§ 6 : Enoncés portant sur des perceptions et énoncés portant sur des objets de perception.

Pour Husserl, il existe des composantes réelles et intentionnelles de la perception. Percevoir c'est donc pour lui, percevoir quelque chose : un objet. Par conséquent, la perception et son objet ne font qu'un. Deux séries d'énoncés évidents qui sont à chaque fois possibles peuvent introduire le sujet dans des perceptions. Ces énoncés évidents sont :

  1. l'énoncé portant sur la perception.
  2. l'énoncé portant sur l'objet de la perception.

Si la perception est l'objet qui s'y expose, alors cet objet est donc une chose qui témoigne du processus perceptif qui n'est rien d'autre qu'une manière d'être et de voir, qui ne sont pas interchangeables dans la perception. Car la perception n'est pas une chose. Par exemple, lorsqu'il s'agit de la perception de la surface, celle-ci n'est pas une surface, elle peut l'être si elle manifeste en surface la surface. Car en la surface apparaît l'objet. Mais elle ne peut être une véritable perception objectivante que si en l'objet apparaît les caractéristiques de la surface perceptive.

Il existe donc des énoncés évidents objectifs et objectivants lorsqu'ils nous disent quelques chose, lorsqu'ils nous affirment que cet objet existe sous cette manière ou cette forme. L'énoncé évident existe donc bel et bien. La perception ne s'observe pas seulement, mais elle s'expose. Voilà ce qui est proprement hégélien, et qui se trouve prolongé par Husserl. Car pour Hegel, la perception d'un objet d'art par exemple, n'est d'une part, rien d'autre qu'une série de combinaisons héritées du cercle de nos amis et de nos propres connaissances ; et d'autre part, un fait, objectif que l'on aperçoit, qui s'expose, et qui ne fait rien d'autre que de témoigner des idées les plus hautes d'un peuple. D'autres perceptions existent en tant que phénomènes lorsqu'elles se rapportent à un objet. Husserl emploie la formule : “ se rapporter à l'objet 786  ” pour marquer son intérêt à la chose de l'espace : à la mise en forme de la maison, de l'État qui va se concrétiser dans d'autres travaux prolongeant ceux-ci sous la conception de “ la question juive ”(l'État Israélien, ou l'État Hébreu). La question de sa naissance a donc été travaillée par des intellectuels et des philosophes comme Husserl.

La distinction entre contenu d'acte et contenu d'objet, n'est jamais claire ni suffisante. Pour relever le sens de cette distinction, Husserl établit une distinction entre :

  1. apparition et objet d'apparition.
  2. contenu de l'apparition (teneur réelle de l'apparition) et contenu de l'objet.

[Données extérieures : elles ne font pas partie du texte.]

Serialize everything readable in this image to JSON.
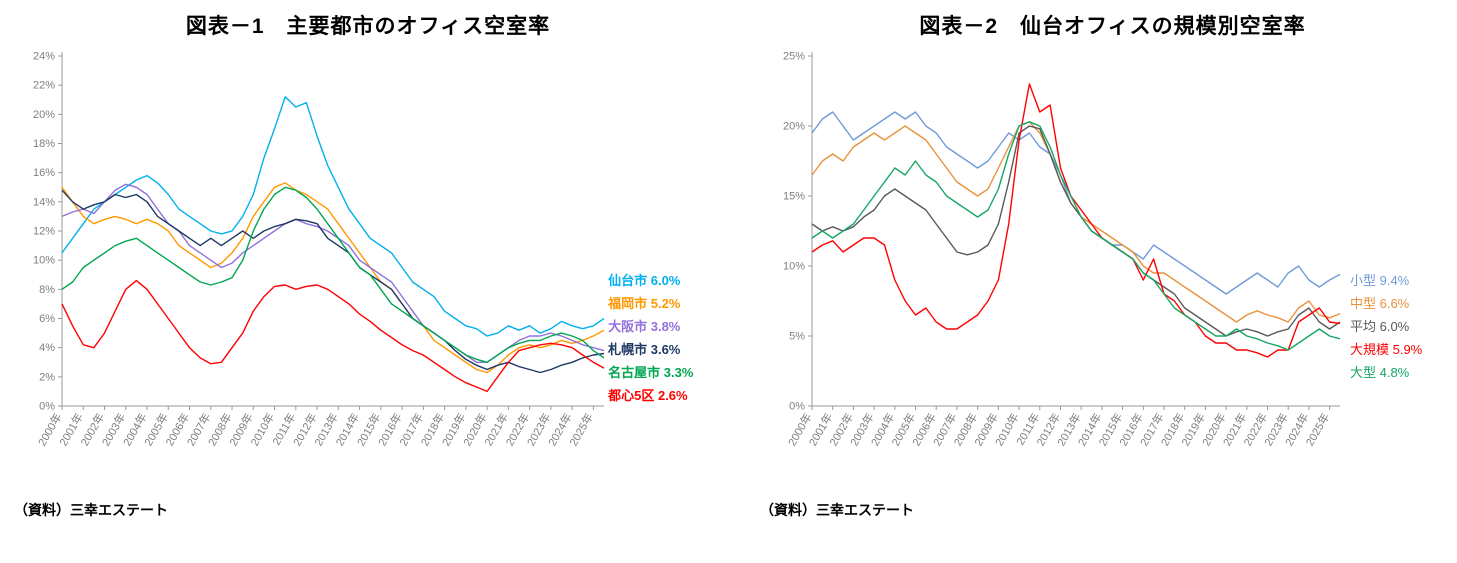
{
  "chart_data": [
    {
      "type": "line",
      "title": "図表－1　主要都市のオフィス空室率",
      "source": "（資料）三幸エステート",
      "x_start": 2000,
      "x_step": 0.5,
      "x_tick_labels": [
        "2000年",
        "2001年",
        "2002年",
        "2003年",
        "2004年",
        "2005年",
        "2006年",
        "2007年",
        "2008年",
        "2009年",
        "2010年",
        "2011年",
        "2012年",
        "2013年",
        "2014年",
        "2015年",
        "2016年",
        "2017年",
        "2018年",
        "2019年",
        "2020年",
        "2021年",
        "2022年",
        "2023年",
        "2024年",
        "2025年"
      ],
      "ylim": [
        0,
        24
      ],
      "y_tick_step": 2,
      "y_tick_labels": [
        "0%",
        "2%",
        "4%",
        "6%",
        "8%",
        "10%",
        "12%",
        "14%",
        "16%",
        "18%",
        "20%",
        "22%",
        "24%"
      ],
      "grid": false,
      "legend_position": "right",
      "series": [
        {
          "name": "仙台市",
          "legend_label": "仙台市 6.0%",
          "color": "#00B0F0",
          "values": [
            10.5,
            11.5,
            12.5,
            13.5,
            14.0,
            14.5,
            15.0,
            15.5,
            15.8,
            15.3,
            14.5,
            13.5,
            13.0,
            12.5,
            12.0,
            11.8,
            12.0,
            13.0,
            14.5,
            17.0,
            19.0,
            21.2,
            20.5,
            20.8,
            18.5,
            16.5,
            15.0,
            13.5,
            12.5,
            11.5,
            11.0,
            10.5,
            9.5,
            8.5,
            8.0,
            7.5,
            6.5,
            6.0,
            5.5,
            5.3,
            4.8,
            5.0,
            5.5,
            5.2,
            5.5,
            5.0,
            5.3,
            5.8,
            5.5,
            5.3,
            5.5,
            6.0
          ]
        },
        {
          "name": "福岡市",
          "legend_label": "福岡市 5.2%",
          "color": "#FF9900",
          "values": [
            15.0,
            14.0,
            13.0,
            12.5,
            12.8,
            13.0,
            12.8,
            12.5,
            12.8,
            12.5,
            12.0,
            11.0,
            10.5,
            10.0,
            9.5,
            9.8,
            10.5,
            11.5,
            13.0,
            14.0,
            15.0,
            15.3,
            14.8,
            14.5,
            14.0,
            13.5,
            12.5,
            11.5,
            10.5,
            9.5,
            8.5,
            8.0,
            7.0,
            6.0,
            5.5,
            4.5,
            4.0,
            3.5,
            3.0,
            2.5,
            2.3,
            2.8,
            3.5,
            4.0,
            4.2,
            4.0,
            4.2,
            4.5,
            4.3,
            4.5,
            4.8,
            5.2
          ]
        },
        {
          "name": "大阪市",
          "legend_label": "大阪市 3.8%",
          "color": "#9370DB",
          "values": [
            13.0,
            13.3,
            13.5,
            13.2,
            14.0,
            14.8,
            15.2,
            15.0,
            14.5,
            13.5,
            12.5,
            12.0,
            11.0,
            10.5,
            10.0,
            9.5,
            9.8,
            10.5,
            11.0,
            11.5,
            12.0,
            12.5,
            12.8,
            12.5,
            12.3,
            12.0,
            11.5,
            11.0,
            10.0,
            9.5,
            9.0,
            8.5,
            7.5,
            6.5,
            5.5,
            5.0,
            4.5,
            4.0,
            3.5,
            3.0,
            3.0,
            3.5,
            4.0,
            4.5,
            4.8,
            4.8,
            5.0,
            4.8,
            4.5,
            4.2,
            4.0,
            3.8
          ]
        },
        {
          "name": "札幌市",
          "legend_label": "札幌市 3.6%",
          "color": "#1F3864",
          "values": [
            14.8,
            14.0,
            13.5,
            13.8,
            14.0,
            14.5,
            14.3,
            14.5,
            14.0,
            13.0,
            12.5,
            12.0,
            11.5,
            11.0,
            11.5,
            11.0,
            11.5,
            12.0,
            11.5,
            12.0,
            12.3,
            12.5,
            12.8,
            12.7,
            12.5,
            11.5,
            11.0,
            10.5,
            9.5,
            9.0,
            8.5,
            8.0,
            7.0,
            6.0,
            5.5,
            5.0,
            4.5,
            3.8,
            3.2,
            2.8,
            2.5,
            2.8,
            3.0,
            2.7,
            2.5,
            2.3,
            2.5,
            2.8,
            3.0,
            3.3,
            3.5,
            3.6
          ]
        },
        {
          "name": "名古屋市",
          "legend_label": "名古屋市 3.3%",
          "color": "#00A651",
          "values": [
            8.0,
            8.5,
            9.5,
            10.0,
            10.5,
            11.0,
            11.3,
            11.5,
            11.0,
            10.5,
            10.0,
            9.5,
            9.0,
            8.5,
            8.3,
            8.5,
            8.8,
            10.0,
            12.0,
            13.5,
            14.5,
            15.0,
            14.8,
            14.3,
            13.5,
            12.5,
            11.5,
            10.5,
            9.5,
            9.0,
            8.0,
            7.0,
            6.5,
            6.0,
            5.5,
            5.0,
            4.5,
            4.0,
            3.5,
            3.2,
            3.0,
            3.5,
            4.0,
            4.3,
            4.5,
            4.5,
            4.8,
            5.0,
            4.8,
            4.5,
            3.8,
            3.3
          ]
        },
        {
          "name": "都心5区",
          "legend_label": "都心5区 2.6%",
          "color": "#FF0000",
          "values": [
            7.0,
            5.5,
            4.2,
            4.0,
            5.0,
            6.5,
            8.0,
            8.6,
            8.0,
            7.0,
            6.0,
            5.0,
            4.0,
            3.3,
            2.9,
            3.0,
            4.0,
            5.0,
            6.5,
            7.5,
            8.2,
            8.3,
            8.0,
            8.2,
            8.3,
            8.0,
            7.5,
            7.0,
            6.3,
            5.8,
            5.2,
            4.7,
            4.2,
            3.8,
            3.5,
            3.0,
            2.5,
            2.0,
            1.6,
            1.3,
            1.0,
            2.0,
            3.0,
            3.8,
            4.0,
            4.2,
            4.3,
            4.2,
            4.0,
            3.5,
            3.0,
            2.6
          ]
        }
      ]
    },
    {
      "type": "line",
      "title": "図表－2　仙台オフィスの規模別空室率",
      "source": "（資料）三幸エステート",
      "x_start": 2000,
      "x_step": 0.5,
      "x_tick_labels": [
        "2000年",
        "2001年",
        "2002年",
        "2003年",
        "2004年",
        "2005年",
        "2006年",
        "2007年",
        "2008年",
        "2009年",
        "2010年",
        "2011年",
        "2012年",
        "2013年",
        "2014年",
        "2015年",
        "2016年",
        "2017年",
        "2018年",
        "2019年",
        "2020年",
        "2021年",
        "2022年",
        "2023年",
        "2024年",
        "2025年"
      ],
      "ylim": [
        0,
        25
      ],
      "y_tick_step": 5,
      "y_tick_labels": [
        "0%",
        "5%",
        "10%",
        "15%",
        "20%",
        "25%"
      ],
      "grid": false,
      "legend_position": "right",
      "series": [
        {
          "name": "小型",
          "legend_label": "小型 9.4%",
          "color": "#6F9BD8",
          "values": [
            19.5,
            20.5,
            21.0,
            20.0,
            19.0,
            19.5,
            20.0,
            20.5,
            21.0,
            20.5,
            21.0,
            20.0,
            19.5,
            18.5,
            18.0,
            17.5,
            17.0,
            17.5,
            18.5,
            19.5,
            19.0,
            19.5,
            18.5,
            18.0,
            16.5,
            14.5,
            13.5,
            12.5,
            12.0,
            11.5,
            11.5,
            11.0,
            10.5,
            11.5,
            11.0,
            10.5,
            10.0,
            9.5,
            9.0,
            8.5,
            8.0,
            8.5,
            9.0,
            9.5,
            9.0,
            8.5,
            9.5,
            10.0,
            9.0,
            8.5,
            9.0,
            9.4
          ]
        },
        {
          "name": "中型",
          "legend_label": "中型 6.6%",
          "color": "#E8923C",
          "values": [
            16.5,
            17.5,
            18.0,
            17.5,
            18.5,
            19.0,
            19.5,
            19.0,
            19.5,
            20.0,
            19.5,
            19.0,
            18.0,
            17.0,
            16.0,
            15.5,
            15.0,
            15.5,
            17.0,
            18.5,
            20.0,
            20.3,
            19.5,
            18.0,
            16.0,
            14.5,
            13.5,
            13.0,
            12.5,
            12.0,
            11.5,
            11.0,
            10.0,
            9.5,
            9.5,
            9.0,
            8.5,
            8.0,
            7.5,
            7.0,
            6.5,
            6.0,
            6.5,
            6.8,
            6.5,
            6.3,
            6.0,
            7.0,
            7.5,
            6.5,
            6.3,
            6.6
          ]
        },
        {
          "name": "平均",
          "legend_label": "平均 6.0%",
          "color": "#595959",
          "values": [
            13.0,
            12.5,
            12.8,
            12.5,
            12.8,
            13.5,
            14.0,
            15.0,
            15.5,
            15.0,
            14.5,
            14.0,
            13.0,
            12.0,
            11.0,
            10.8,
            11.0,
            11.5,
            13.0,
            16.0,
            19.5,
            20.0,
            19.8,
            18.0,
            16.0,
            14.5,
            13.5,
            12.5,
            12.0,
            11.5,
            11.0,
            10.5,
            9.5,
            9.0,
            8.5,
            8.0,
            7.0,
            6.5,
            6.0,
            5.5,
            5.0,
            5.3,
            5.5,
            5.3,
            5.0,
            5.3,
            5.5,
            6.5,
            7.0,
            6.0,
            5.5,
            6.0
          ]
        },
        {
          "name": "大規模",
          "legend_label": "大規模 5.9%",
          "color": "#FF0000",
          "values": [
            11.0,
            11.5,
            11.8,
            11.0,
            11.5,
            12.0,
            12.0,
            11.5,
            9.0,
            7.5,
            6.5,
            7.0,
            6.0,
            5.5,
            5.5,
            6.0,
            6.5,
            7.5,
            9.0,
            13.0,
            19.0,
            23.0,
            21.0,
            21.5,
            17.0,
            15.0,
            14.0,
            13.0,
            12.0,
            11.5,
            11.0,
            10.5,
            9.0,
            10.5,
            8.0,
            7.5,
            6.5,
            6.0,
            5.0,
            4.5,
            4.5,
            4.0,
            4.0,
            3.8,
            3.5,
            4.0,
            4.0,
            6.0,
            6.5,
            7.0,
            6.0,
            5.9
          ]
        },
        {
          "name": "大型",
          "legend_label": "大型 4.8%",
          "color": "#16A765",
          "values": [
            12.0,
            12.5,
            12.0,
            12.5,
            13.0,
            14.0,
            15.0,
            16.0,
            17.0,
            16.5,
            17.5,
            16.5,
            16.0,
            15.0,
            14.5,
            14.0,
            13.5,
            14.0,
            15.5,
            18.0,
            20.0,
            20.3,
            20.0,
            18.5,
            16.5,
            15.0,
            13.5,
            12.5,
            12.0,
            11.5,
            11.0,
            10.5,
            9.5,
            9.0,
            8.0,
            7.0,
            6.5,
            6.0,
            5.5,
            5.0,
            5.0,
            5.5,
            5.0,
            4.8,
            4.5,
            4.3,
            4.0,
            4.5,
            5.0,
            5.5,
            5.0,
            4.8
          ]
        }
      ]
    }
  ]
}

La perception a un contenu réel. Elle contient en tant que phénomène plusieurs moments. Parmi ceux-ci il y a :

  1. des moments internes.
  2. des parties déterminées en général.
  3. un contenu de l'objet qui apparaît dans sa relation avec l'évidence exposée par l'essence de la perception, que l'objet vient à exposer en elle des marques distinctives et des parties évidentes de la perception qui s'expose en chair et en os.

Ces parties et ces marques distinctives ne sont pas des parties et des marques de l'objet mais des états d'apparitions, des manières de voir et d'être.

La perception réside dans l'intuition pure. On peut énoncer ce qu'elle signifie : son essence. Cette essence perceptive est ce que l'essence perceptive contient réellement en elle-même. C'est une perception fondée sur une intention singulière, car dans la plupart des cas, l'objet d'une perception est une apparition intentionnelle qui n'est pas une donnée, donnée dans le même sens ni effectivement ni pleinement, ni proprement donnée. Si l'apparaissant intentionnel n'est pas une donnée effectivement donnée dans la considération de l'essence, de son essence individuelle, alors nous devons juger de son évidence. Nous devons trouver ce qui la constitue réellement. Car l’essence individuelle n'est pas quelque chose que l'on trouve. Elle est l'objet d'une construction immanente. Cette construction dite immanente, est quelque chose que je possède. Elle n'est pas un simple état, mais un processus qui s'accompagne d'une série de visions et de comportement. Ce comportement affectif et intellectuel doit s'imposer et s'exposer dans le monde des choses et des objets. Sur ce point précis, Adorno dira que “ ‘l'oeuvre d'art est en elle-même un comportement’ ” 787 . Cette perception qui se tient devant mes yeux est une donnée : une chose immanente, alors que l'objet intentionnel est une transcendance. Cet objet intentionnel peut en effet nous apparaître en chair et en os, mais c'est bel et bien à l'essence de la perception de l'exposer en chair et en os.

Notes
786.

Ibid. p : 39

787.

Adorno (TW.) , Théorie Esthétique, op cit.